– Это официальные результаты вскрытия?
– Да.
– Но если они имеются, почему вы не позволяете захоронить тело?
– О! Если бы вам довелось выслушать все, что выслушал я за эти дни, вы бы не задавали такой вопрос, – горестно улыбнувшись, проговорил заведующий. – Самые низкие, самые чудовищные обвинения не затруднились предъявить мне все, кто имеет хоть призрачный шанс претендовать на наследство. Хотя, казалось бы, какой смысл? Чем мне может оказаться полезной смерть Сережи? Наоборот, для меня и для приюта все последствия – только отрицательные, мы лишаемся одного из источников помощи, которых у нас и без того очень и очень немного. Так для чего же, спрашивается, стал бы я желать ему смерти? Но нет. И здесь эти люди готовы видеть зло, чей-то нечистый меркантильный интерес. Между тем единственное, в чем я могу себя обвинить, – это лишь желание добра, в чем-то, возможно, неразумное и поспешное.
– Как Сергей попал к вам? Его привез сюда кто-то из родственников?
– Нет. Сережа – инвалид от рождения, и он перешел к нам из детской клиники, когда достиг соответствующего возраста.
– То есть о родственниках его вообще ничего не известно? Никто не навещал его здесь?
– Я знаю только то, что мама Сережи умерла довольно рано. Она страдала алкоголизмом, так бывает. Отец неизвестен, но, скорее всего, тоже из подобной среды. Это то, что рассказали мне, когда я принимал Сережу. Вот, собственно, и все, что известно о его семье. По крайней мере, лично мне.

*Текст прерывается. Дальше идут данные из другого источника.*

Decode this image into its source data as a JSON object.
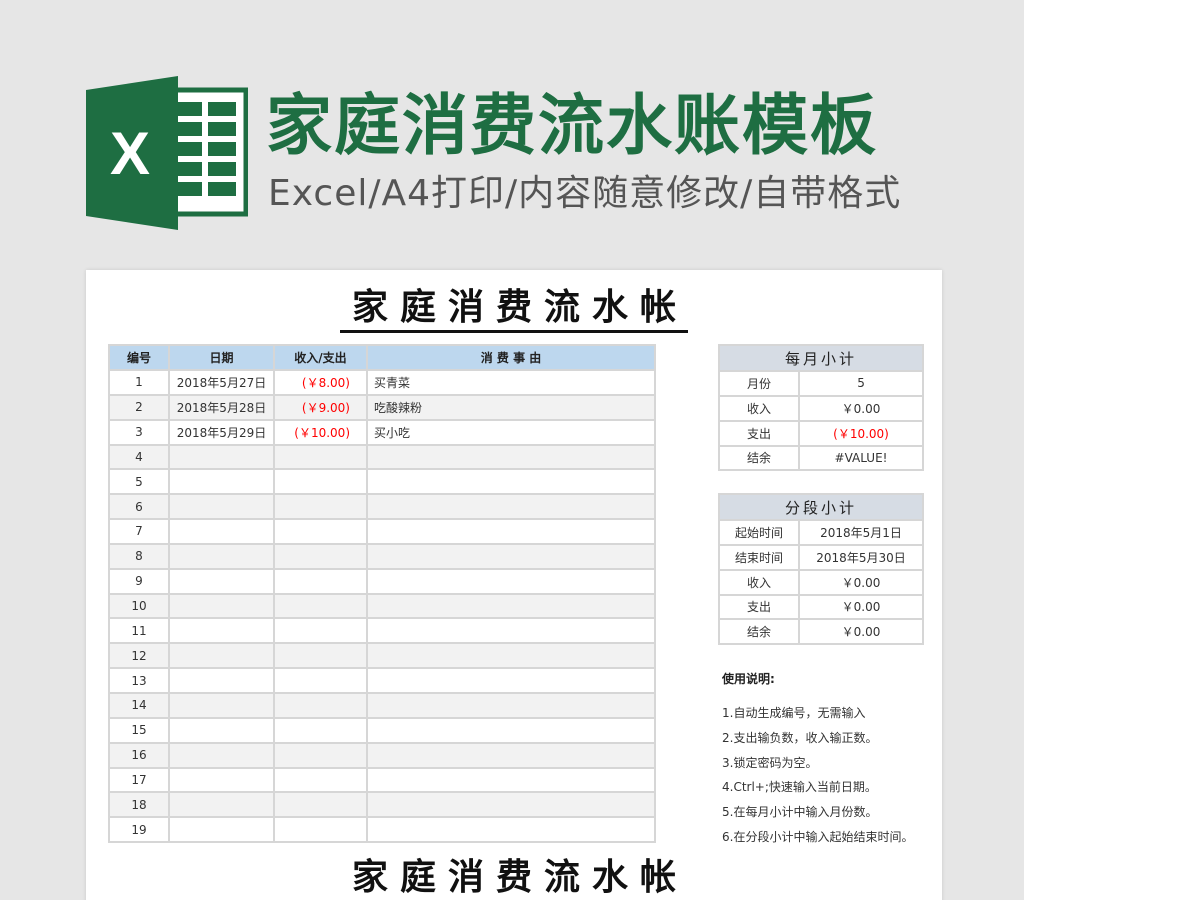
{
  "banner": {
    "title": "家庭消费流水账模板",
    "subtitle": "Excel/A4打印/内容随意修改/自带格式",
    "logo_letter": "X",
    "brand_color": "#1e6e42"
  },
  "sheet": {
    "title": "家庭消费流水帐",
    "columns": [
      "编号",
      "日期",
      "收入/支出",
      "消 费 事 由"
    ],
    "rows": [
      {
        "no": "1",
        "date": "2018年5月27日",
        "amount": "(￥8.00)",
        "reason": "买青菜"
      },
      {
        "no": "2",
        "date": "2018年5月28日",
        "amount": "(￥9.00)",
        "reason": "吃酸辣粉"
      },
      {
        "no": "3",
        "date": "2018年5月29日",
        "amount": "(￥10.00)",
        "reason": "买小吃"
      },
      {
        "no": "4",
        "date": "",
        "amount": "",
        "reason": ""
      },
      {
        "no": "5",
        "date": "",
        "amount": "",
        "reason": ""
      },
      {
        "no": "6",
        "date": "",
        "amount": "",
        "reason": ""
      },
      {
        "no": "7",
        "date": "",
        "amount": "",
        "reason": ""
      },
      {
        "no": "8",
        "date": "",
        "amount": "",
        "reason": ""
      },
      {
        "no": "9",
        "date": "",
        "amount": "",
        "reason": ""
      },
      {
        "no": "10",
        "date": "",
        "amount": "",
        "reason": ""
      },
      {
        "no": "11",
        "date": "",
        "amount": "",
        "reason": ""
      },
      {
        "no": "12",
        "date": "",
        "amount": "",
        "reason": ""
      },
      {
        "no": "13",
        "date": "",
        "amount": "",
        "reason": ""
      },
      {
        "no": "14",
        "date": "",
        "amount": "",
        "reason": ""
      },
      {
        "no": "15",
        "date": "",
        "amount": "",
        "reason": ""
      },
      {
        "no": "16",
        "date": "",
        "amount": "",
        "reason": ""
      },
      {
        "no": "17",
        "date": "",
        "amount": "",
        "reason": ""
      },
      {
        "no": "18",
        "date": "",
        "amount": "",
        "reason": ""
      },
      {
        "no": "19",
        "date": "",
        "amount": "",
        "reason": ""
      }
    ],
    "monthly": {
      "title": "每月小计",
      "rows": [
        {
          "label": "月份",
          "value": "5",
          "neg": false
        },
        {
          "label": "收入",
          "value": "￥0.00",
          "neg": false
        },
        {
          "label": "支出",
          "value": "(￥10.00)",
          "neg": true
        },
        {
          "label": "结余",
          "value": "#VALUE!",
          "neg": false
        }
      ]
    },
    "segment": {
      "title": "分段小计",
      "rows": [
        {
          "label": "起始时间",
          "value": "2018年5月1日",
          "neg": false
        },
        {
          "label": "结束时间",
          "value": "2018年5月30日",
          "neg": false
        },
        {
          "label": "收入",
          "value": "￥0.00",
          "neg": false
        },
        {
          "label": "支出",
          "value": "￥0.00",
          "neg": false
        },
        {
          "label": "结余",
          "value": "￥0.00",
          "neg": false
        }
      ]
    },
    "notes": {
      "title": "使用说明:",
      "items": [
        "1.自动生成编号，无需输入",
        "2.支出输负数，收入输正数。",
        "3.锁定密码为空。",
        "4.Ctrl+;快速输入当前日期。",
        "5.在每月小计中输入月份数。",
        "6.在分段小计中输入起始结束时间。"
      ]
    },
    "neg_color": "#ff0000"
  }
}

– А у вас, случайно, не сохранились данные о его матери? Например, адрес, где она проживала?
– Да, конечно. В сопроводительных документах все это зафиксировано. Но какая сейчас от этого польза? Ведь эта женщина давно умерла.
– Возможно, что и никакой, а возможно, информация эта пригодится. Если вас не затруднит, я попросил бы найти для меня эти данные.
– Если это так необходимо, я сейчас распоряжусь.
Заведующий вышел в приемную и, сказав несколько слов секретарше, вновь вернулся за свой стол.
– Вы имели дело только с опекунами Сергея или по вопросам, касающимся этого наследства, с вами встречался еще кто-то? – продолжил Гуров.
– Нет, я общался только с опекунами. Но, насколько мне известно, сами они очень тесно контактировали с душеприказчиками, которым было доверено решать все организационные вопросы, касавшиеся завещания господина Заберовского. Скажу вам по секрету, я догадывался, что, прежде чем дать ответ на очередную мою просьбу, они проводят некие консультации, правда, не могу припомнить ни одного случая, когда бы решение оказывалось не в мою пользу. То есть, точнее говоря, в пользу приюта. Я понимаю, при жизни Заберовского о личности его можно было услышать всякое, но его посмертная воля, на мой взгляд, действительно может в чем-то искупить грехи, если таковые имелись. По крайней мере, я и мои подопечные не видели с этой стороны ничего, кроме добра.